Photo: Kurier/Private

“It stays stuck there as long as I live,” Wöll told the Kurier newspaper. “I have to be able to look women in the face, if they borrow a bike.”

Asked whether he thought he was discriminating against the women, the shop owner said they were being discriminated against by men “if they have to wear these veils”.

“I also want to be able to see whether a woman is happy,” he said. “That’s not possible if she’s wearing a burka.”

“If they want to visit my business, then they are welcome to do so - but without a burka.”

The local mayor of Eben am Achensee Josef Hausberger has criticised the move by the shop owner, describing the sticker as “unacceptable”.

“I am against exclusion. People are equal - regardless of religion or origin,” he said.

According to the Hausberger, the region only received a few guests from the Middle East last summer - including a few women wearing veils, although it was not cause for “much excitement”.

The most popular spot in Austria for tourists from the Gulf region is Zell am See, in Salzburg, which began marketing itself to Arab tourists as a ‘paradise’ over a decade ago.
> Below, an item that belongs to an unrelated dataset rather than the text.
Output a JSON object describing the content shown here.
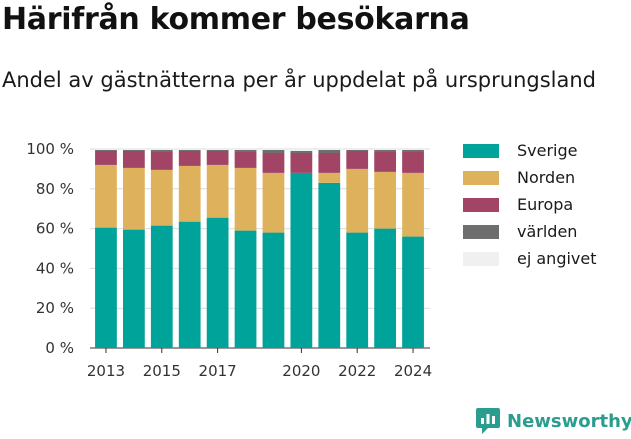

Salzburg’s tourism agency ran into criticism last year, however, when it published a guide for visitors from the Gulf region about on how to behave in Austria.

Suggestions included the idea that Austrian shopkeepers don't expect to haggle over prices, and that eating on the floor in hotel rooms is a "no-no".

According to the executive director of the Salzburger Land Tourism company, Leo Bauernberger, "Arabs are here in the summer for more than 470,000 nights, making them the second largest visitor group after Germans."